Implement a mechanism for continuous change and evaluation

It is unlikely that you will be able to achieve total employee engagement in the short term. There are likely to be many opportunities to improve engagement that will take time, effort and investment.

As such, you should view your engagement initiatives as part of a long-term continuous improvement process. Some initiatives will have an impact, others won’t. Also, things change. The business environment will change, employee expectations will change etc.

We recommend you circle back to your employee survey strategy and utilise ongoing surveys to continuously monitor the impact of your engagement initiatives.

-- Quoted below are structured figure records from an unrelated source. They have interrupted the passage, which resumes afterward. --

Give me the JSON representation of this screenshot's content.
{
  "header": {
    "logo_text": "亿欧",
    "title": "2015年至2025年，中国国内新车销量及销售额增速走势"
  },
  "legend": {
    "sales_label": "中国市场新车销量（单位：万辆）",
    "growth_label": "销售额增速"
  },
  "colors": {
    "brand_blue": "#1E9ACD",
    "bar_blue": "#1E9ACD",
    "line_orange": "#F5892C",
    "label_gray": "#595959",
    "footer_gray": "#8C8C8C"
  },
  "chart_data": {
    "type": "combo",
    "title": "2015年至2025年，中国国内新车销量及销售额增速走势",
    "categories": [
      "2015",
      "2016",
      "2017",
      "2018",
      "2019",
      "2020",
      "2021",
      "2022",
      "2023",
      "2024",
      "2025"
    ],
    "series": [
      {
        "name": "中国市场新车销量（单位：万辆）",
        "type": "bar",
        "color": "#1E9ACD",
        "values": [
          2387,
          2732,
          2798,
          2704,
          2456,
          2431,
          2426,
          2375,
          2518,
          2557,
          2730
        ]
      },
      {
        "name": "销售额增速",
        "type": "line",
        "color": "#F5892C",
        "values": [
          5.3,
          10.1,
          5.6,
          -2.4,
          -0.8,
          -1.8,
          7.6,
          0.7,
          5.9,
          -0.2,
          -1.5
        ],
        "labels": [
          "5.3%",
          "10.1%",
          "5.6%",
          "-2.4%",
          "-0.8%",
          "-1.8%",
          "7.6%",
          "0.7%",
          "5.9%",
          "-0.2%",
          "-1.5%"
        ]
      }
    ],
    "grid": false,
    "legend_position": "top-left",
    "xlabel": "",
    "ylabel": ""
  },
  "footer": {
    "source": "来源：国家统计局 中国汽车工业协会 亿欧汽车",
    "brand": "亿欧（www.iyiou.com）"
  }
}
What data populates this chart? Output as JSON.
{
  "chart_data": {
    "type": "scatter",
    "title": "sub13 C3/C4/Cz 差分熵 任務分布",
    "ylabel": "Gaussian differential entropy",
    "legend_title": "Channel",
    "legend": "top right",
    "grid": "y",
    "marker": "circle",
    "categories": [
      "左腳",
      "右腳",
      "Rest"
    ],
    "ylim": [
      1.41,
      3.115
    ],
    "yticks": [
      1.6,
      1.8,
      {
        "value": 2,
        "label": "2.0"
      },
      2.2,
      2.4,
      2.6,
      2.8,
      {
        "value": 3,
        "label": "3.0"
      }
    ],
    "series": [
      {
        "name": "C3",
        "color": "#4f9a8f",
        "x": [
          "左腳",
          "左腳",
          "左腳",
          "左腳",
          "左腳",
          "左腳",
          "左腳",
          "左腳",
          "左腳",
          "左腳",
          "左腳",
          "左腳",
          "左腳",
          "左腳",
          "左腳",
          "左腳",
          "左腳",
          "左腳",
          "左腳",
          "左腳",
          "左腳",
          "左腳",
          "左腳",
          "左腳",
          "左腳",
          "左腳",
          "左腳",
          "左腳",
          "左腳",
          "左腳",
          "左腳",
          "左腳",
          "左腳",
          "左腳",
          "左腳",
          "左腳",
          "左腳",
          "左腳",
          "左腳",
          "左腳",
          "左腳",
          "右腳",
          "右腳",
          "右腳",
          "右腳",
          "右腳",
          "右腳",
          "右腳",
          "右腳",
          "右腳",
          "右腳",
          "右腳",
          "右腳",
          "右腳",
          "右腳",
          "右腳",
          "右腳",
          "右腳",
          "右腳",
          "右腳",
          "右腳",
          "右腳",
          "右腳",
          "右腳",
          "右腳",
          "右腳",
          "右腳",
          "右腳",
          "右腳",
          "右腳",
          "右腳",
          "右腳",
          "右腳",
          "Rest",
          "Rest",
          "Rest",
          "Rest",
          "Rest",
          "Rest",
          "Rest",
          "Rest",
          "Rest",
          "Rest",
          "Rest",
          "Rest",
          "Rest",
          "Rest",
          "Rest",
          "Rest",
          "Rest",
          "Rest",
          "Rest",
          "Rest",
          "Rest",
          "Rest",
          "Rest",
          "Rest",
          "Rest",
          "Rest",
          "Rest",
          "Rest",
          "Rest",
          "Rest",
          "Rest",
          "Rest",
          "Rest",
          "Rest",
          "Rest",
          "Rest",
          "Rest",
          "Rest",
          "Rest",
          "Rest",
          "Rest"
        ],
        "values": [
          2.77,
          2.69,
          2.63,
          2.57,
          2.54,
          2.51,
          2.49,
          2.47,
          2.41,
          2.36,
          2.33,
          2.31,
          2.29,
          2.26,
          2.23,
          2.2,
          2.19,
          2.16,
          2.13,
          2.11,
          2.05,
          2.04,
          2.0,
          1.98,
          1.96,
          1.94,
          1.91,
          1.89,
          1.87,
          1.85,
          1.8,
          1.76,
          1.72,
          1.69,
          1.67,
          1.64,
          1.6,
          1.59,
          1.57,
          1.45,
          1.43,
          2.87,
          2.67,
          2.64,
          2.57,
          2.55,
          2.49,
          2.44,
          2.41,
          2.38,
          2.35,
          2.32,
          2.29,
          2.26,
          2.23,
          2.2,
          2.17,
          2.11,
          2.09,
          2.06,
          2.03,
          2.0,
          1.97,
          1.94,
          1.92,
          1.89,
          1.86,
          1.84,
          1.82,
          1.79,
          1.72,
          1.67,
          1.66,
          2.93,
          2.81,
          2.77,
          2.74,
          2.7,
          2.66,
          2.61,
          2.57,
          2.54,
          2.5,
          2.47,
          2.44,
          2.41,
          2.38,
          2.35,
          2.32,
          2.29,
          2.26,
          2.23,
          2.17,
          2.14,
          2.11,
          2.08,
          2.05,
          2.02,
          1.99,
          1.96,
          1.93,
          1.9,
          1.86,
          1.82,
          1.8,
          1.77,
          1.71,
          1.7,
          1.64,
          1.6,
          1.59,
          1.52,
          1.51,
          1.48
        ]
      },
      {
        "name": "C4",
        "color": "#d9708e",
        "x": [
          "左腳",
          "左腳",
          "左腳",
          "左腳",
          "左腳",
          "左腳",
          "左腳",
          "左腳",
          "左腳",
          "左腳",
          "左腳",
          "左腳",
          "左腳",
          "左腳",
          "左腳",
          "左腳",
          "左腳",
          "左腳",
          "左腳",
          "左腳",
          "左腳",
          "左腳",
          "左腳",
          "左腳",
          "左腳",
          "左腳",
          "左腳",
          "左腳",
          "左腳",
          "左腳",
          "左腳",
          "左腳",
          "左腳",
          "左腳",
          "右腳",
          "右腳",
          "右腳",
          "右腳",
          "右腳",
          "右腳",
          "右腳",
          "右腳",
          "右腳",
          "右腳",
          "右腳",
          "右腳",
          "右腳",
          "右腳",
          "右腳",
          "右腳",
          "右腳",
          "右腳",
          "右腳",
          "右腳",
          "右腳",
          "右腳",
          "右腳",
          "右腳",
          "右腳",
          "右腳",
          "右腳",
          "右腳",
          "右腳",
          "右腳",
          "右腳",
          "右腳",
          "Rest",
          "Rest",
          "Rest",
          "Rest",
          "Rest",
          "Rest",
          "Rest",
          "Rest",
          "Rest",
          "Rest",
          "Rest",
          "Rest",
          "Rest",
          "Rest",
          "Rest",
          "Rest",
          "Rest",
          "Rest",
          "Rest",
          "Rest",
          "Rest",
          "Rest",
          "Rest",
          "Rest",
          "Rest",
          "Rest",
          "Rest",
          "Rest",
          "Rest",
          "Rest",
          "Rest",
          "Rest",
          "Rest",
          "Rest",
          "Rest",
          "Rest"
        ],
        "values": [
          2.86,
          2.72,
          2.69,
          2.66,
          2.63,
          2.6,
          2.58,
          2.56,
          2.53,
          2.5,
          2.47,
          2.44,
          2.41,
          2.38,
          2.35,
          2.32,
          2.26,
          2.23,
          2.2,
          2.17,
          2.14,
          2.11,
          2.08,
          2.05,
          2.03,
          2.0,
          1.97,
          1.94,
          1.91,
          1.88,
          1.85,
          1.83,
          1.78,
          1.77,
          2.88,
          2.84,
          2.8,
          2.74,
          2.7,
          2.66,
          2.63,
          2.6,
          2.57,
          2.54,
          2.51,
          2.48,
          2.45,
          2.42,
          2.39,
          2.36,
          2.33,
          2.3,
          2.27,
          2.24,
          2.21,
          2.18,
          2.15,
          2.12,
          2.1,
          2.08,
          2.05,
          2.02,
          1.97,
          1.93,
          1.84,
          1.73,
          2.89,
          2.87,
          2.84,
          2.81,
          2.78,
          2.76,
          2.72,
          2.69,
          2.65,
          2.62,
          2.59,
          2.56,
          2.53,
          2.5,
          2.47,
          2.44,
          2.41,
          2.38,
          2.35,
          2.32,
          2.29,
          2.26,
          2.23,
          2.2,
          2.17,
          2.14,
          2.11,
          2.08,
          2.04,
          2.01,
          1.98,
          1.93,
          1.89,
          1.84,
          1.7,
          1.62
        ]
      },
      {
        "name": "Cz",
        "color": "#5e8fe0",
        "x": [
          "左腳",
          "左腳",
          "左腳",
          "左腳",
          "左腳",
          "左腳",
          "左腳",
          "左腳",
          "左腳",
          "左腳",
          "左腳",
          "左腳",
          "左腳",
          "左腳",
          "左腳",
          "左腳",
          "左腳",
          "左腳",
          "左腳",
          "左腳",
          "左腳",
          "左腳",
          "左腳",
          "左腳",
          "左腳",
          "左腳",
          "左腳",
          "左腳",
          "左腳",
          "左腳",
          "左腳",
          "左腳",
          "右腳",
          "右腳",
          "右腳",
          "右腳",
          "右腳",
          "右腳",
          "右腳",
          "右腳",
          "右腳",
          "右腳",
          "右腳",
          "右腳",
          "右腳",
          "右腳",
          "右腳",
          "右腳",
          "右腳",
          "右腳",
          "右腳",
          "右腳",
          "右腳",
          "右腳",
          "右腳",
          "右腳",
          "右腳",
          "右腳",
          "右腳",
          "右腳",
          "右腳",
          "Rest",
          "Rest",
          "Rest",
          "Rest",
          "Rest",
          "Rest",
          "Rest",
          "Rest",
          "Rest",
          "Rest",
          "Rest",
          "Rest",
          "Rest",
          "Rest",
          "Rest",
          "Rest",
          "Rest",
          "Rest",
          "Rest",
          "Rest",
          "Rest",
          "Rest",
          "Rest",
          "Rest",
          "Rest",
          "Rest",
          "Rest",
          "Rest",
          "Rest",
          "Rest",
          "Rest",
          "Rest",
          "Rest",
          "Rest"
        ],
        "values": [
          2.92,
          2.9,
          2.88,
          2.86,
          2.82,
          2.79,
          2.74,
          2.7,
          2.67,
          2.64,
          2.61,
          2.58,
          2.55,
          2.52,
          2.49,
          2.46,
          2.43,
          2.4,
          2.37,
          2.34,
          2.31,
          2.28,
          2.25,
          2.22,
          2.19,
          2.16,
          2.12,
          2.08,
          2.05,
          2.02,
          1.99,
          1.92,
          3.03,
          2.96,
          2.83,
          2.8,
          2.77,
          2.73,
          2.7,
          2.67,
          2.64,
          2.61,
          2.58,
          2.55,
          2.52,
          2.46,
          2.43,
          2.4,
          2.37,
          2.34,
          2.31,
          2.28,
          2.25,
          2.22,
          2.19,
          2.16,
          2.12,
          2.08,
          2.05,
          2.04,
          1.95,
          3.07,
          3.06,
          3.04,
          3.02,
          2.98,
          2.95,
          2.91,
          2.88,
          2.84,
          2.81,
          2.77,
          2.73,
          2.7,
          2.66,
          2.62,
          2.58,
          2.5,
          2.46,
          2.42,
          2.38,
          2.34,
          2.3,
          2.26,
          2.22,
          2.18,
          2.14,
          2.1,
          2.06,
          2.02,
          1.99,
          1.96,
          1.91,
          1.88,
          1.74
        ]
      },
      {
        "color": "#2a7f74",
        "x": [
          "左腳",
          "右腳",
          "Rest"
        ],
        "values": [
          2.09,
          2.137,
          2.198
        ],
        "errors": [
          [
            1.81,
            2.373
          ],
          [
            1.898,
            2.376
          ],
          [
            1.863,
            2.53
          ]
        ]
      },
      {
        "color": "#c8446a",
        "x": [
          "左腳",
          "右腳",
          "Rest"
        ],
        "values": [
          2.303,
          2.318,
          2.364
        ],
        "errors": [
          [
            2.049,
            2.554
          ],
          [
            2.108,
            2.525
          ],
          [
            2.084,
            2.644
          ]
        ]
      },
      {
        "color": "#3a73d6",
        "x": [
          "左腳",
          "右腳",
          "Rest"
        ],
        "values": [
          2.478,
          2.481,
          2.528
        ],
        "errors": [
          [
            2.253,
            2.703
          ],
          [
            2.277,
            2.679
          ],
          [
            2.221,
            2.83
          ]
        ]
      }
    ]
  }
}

This could be using a combination of an annual employee engagement survey, plus regular employee pulse surveys as pulse surveys will allow you to monitor the impact of specific changes.

In conclusion

Even though there is no widely recognised method for measuring engagement or evaluating the impact of engagement, following our recommendations will help you confidently paint the picture of what engagement looks like in your organisation and how it is having an impact on organisational performance.